The law prohibits companies that do business in Cuba from securing contracts with state or local governments worth more than $1 million. Any contracts existing before the law takes effect July 1 also could be terminated. While legislators perfumed the bill by outlawing contracts with firms in Syria, too, this is a political nod to hard-line exiles in an election year. The legislation sailed through the Legislature, but Scott has a singular responsibility to put the state's broader interests first.
In a bill signing Tuesday in Miami, Scott acknowledged the law could cost the state jobs but said standing up for freedom is important because "principles matter." But this law does nothing to end the Castro communist regime. To the contrary, it targets legitimate businesses at home and abroad that operate on an island where federal law already allows at least limited economic activity. Scott even acknowledged in a signing statement that the state law is likely an overreach of state authority. He said the restrictions "will not go into effect" unless the federal government expressly gives the state the permission to impose the sanctions. "We must have a federal partner," he said, "that will permit this law to become operative."

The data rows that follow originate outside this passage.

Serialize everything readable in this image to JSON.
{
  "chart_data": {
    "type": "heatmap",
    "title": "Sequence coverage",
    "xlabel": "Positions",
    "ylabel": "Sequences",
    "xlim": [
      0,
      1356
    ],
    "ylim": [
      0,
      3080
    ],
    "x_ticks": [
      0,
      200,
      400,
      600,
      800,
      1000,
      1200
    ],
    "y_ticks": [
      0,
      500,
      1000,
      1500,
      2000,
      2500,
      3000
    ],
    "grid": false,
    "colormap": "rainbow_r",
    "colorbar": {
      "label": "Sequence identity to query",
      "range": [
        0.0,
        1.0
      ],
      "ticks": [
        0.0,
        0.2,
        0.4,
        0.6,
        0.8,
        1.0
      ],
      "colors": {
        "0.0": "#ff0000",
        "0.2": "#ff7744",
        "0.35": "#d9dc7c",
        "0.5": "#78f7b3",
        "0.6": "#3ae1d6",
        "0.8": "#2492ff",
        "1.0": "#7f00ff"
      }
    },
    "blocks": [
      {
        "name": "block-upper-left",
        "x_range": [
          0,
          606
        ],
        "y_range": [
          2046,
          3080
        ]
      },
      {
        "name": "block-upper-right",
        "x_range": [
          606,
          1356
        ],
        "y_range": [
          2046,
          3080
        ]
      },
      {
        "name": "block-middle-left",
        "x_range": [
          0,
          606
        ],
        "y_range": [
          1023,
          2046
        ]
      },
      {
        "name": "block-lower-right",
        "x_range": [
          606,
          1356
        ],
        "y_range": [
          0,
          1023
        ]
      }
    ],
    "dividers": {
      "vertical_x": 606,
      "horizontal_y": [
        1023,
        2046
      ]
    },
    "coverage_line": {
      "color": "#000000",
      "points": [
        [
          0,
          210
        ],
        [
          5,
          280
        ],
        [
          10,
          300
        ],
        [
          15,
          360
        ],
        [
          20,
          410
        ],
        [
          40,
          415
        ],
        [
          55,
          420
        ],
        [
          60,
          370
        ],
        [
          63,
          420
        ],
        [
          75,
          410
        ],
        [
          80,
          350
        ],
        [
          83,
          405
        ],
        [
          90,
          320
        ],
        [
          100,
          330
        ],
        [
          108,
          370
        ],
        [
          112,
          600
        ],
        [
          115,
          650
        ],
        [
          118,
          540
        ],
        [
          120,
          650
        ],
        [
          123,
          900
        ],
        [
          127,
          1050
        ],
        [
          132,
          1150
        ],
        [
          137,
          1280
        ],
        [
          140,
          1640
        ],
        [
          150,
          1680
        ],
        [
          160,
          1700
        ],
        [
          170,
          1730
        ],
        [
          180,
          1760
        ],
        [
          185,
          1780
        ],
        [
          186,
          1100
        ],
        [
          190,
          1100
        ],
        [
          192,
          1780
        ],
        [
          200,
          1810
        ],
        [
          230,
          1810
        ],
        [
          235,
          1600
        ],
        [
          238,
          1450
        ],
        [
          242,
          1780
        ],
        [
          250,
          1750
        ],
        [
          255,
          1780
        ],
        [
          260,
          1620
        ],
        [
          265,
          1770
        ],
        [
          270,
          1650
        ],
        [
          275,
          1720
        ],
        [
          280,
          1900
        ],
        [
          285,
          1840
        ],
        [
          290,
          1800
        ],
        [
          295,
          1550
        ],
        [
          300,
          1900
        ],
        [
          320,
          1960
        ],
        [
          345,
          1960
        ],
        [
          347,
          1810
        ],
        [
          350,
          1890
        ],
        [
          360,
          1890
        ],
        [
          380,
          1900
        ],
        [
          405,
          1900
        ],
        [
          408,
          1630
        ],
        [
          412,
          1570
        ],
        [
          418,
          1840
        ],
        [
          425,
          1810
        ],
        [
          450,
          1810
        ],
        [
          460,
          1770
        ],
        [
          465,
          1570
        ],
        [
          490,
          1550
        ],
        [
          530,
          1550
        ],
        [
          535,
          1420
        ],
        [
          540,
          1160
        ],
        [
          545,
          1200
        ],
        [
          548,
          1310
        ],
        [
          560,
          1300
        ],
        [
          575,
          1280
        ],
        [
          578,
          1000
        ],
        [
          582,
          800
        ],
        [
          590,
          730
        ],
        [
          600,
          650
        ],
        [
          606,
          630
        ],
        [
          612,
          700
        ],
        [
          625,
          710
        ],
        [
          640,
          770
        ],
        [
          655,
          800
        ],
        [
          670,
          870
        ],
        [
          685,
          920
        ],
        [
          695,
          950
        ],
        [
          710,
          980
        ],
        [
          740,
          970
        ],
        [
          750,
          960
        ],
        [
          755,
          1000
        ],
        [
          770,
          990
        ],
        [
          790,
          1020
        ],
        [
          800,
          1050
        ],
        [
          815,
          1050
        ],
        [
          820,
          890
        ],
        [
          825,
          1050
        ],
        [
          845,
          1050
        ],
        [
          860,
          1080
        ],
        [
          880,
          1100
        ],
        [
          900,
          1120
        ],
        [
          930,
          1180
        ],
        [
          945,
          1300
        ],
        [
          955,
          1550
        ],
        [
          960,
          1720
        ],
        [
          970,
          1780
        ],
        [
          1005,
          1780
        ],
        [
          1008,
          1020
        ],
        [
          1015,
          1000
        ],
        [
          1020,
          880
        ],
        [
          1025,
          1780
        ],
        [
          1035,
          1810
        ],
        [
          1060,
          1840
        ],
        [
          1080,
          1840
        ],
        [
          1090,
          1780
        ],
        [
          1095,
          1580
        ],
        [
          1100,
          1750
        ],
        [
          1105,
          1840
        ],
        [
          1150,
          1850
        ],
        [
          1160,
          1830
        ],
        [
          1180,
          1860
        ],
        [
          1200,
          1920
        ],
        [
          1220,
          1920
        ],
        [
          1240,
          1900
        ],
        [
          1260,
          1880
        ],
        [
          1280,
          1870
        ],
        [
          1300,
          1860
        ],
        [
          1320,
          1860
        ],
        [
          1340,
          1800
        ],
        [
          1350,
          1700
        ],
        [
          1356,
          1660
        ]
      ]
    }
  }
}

Making foreign policy from Tallahassee and signing a law that is constitutionally suspect and impossible to enforce hardly inspires confidence within the business community. Business leaders across the state, along with Florida's top two trading partners, Brazil and Canada, had warned the law could discourage investment from foreign firms. The Greater Tampa Chamber of Commerce called on Scott to veto the bill. The law could hurt Tampa International Airport's plan to use incentives to attract new inter-American flights, and Florida's ports could lose business to other Gulf Coast states when the expanded Panama Canal opens up new maritime opportunities.
None of this stopped the show Tuesday in Miami. The probusiness governor signed into law a political statement that is bad for business, and it is another example of his failure to understand the diversity of his adopted state.